A. Municipal mulches are made mostly from ground tree branches, shrub prunings and relatively clean construction debris set out at the curb, at left - maybe even stuff that you've set out for collection?
Because plant diseases and insect pests are pretty "host-specific," a disease infecting the leaves of say, a lilac, can't infect the leaves of herbaceous perennials like daisies, peonies, coneflowers, hostas, etc. Also, infectious diseases and insect pests thrive in mainly live wood and leaves. Since the brush ground into mulch is no longer alive, diseases and insects rarely persist for long.
Also, the interior of municipal mulch piles (and commercial mulch piles too, for that matter) get downright hot - upwards of 160°F to 180° F! These temperatures are high enough kill almost all potential diseases, insect pests and weed seed.

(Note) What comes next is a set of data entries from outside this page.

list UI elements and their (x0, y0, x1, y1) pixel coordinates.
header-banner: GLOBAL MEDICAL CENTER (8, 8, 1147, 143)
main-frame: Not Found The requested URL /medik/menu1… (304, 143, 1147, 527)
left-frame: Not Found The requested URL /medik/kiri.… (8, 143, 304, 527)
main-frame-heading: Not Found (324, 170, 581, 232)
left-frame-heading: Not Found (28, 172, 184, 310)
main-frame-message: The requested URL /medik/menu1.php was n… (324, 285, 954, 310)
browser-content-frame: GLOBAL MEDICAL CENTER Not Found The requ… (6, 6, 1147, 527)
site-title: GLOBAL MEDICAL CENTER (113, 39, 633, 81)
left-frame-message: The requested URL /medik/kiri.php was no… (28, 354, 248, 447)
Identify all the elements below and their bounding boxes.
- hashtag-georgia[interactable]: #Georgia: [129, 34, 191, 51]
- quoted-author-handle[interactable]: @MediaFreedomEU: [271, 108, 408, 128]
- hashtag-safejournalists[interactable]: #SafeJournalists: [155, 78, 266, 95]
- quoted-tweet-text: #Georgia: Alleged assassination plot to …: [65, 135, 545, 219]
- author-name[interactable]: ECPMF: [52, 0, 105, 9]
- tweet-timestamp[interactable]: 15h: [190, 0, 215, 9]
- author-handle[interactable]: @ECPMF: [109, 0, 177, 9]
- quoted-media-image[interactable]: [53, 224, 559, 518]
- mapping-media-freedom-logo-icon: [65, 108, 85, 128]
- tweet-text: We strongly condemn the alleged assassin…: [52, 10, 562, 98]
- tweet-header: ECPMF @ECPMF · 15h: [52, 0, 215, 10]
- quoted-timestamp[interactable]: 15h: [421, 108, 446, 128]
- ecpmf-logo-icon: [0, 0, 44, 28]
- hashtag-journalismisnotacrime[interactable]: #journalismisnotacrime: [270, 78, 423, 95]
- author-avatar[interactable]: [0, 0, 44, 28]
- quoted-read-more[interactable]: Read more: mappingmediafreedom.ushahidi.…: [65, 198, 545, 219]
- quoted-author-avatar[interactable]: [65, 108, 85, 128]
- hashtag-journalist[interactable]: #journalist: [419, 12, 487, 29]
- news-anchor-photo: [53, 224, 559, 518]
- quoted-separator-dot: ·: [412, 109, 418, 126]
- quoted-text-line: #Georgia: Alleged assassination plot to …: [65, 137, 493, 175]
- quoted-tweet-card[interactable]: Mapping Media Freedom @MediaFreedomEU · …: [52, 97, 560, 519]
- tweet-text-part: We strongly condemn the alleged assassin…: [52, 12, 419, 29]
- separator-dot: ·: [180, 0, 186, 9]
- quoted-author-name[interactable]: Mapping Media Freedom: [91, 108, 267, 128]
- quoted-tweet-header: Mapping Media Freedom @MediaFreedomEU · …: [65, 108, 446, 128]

My greatest concern with all mulches, be they municipal or the brightest-colored commercial mulches, is the potential for them to become "sour" if stockpiled improperly.
Sour mulch is created when the center of the pile becomes so compressed and/or wet that there is no oxygen, that is, it becomes anaerobic.
When this happens, bacteria that thrive in low oxygen environments produce alcohols, ammonia and/or hydrogen sulfide (which has a rotten egg odor). These byproducts of anaerobic decomposition can "burn" the leaves of plants in beds in which the sour mulch is applied.
Therefore, it's always a good idea to let mulch air out for a day or two to stop any anaerobic decomposition that may be occurring, before applying any bulk wood mulch to your landscape or garden plantings.
Even after making this recommendation, however, let me say that rarely are plants actually killed by sour mulch. And, the byproducts of anaerobic decomposition won't harm plants in nearby beds.
So, I suggest you relax.
While your neighbor's mulch - and truck may not be to your liking, neither poses a threat to your garden!
Oh, a couple of final thoughts.
First, remember that mulch should never be more than three inches deep, and it should never be piled up against the trunks/stems/crowns of trees, shrubs and/or perennials. At left, more than eight inches of shredded wood mulch covering the entire root system of this young tree contributed to its death less than two years after its installation.
And, as a quick guide to mulch quantities, one cubic yard of mulch/compost will cover 100 square feet to a depth of three inches, 150 square feet to a depth of two inches, and 300 square feet to a depth of one inch.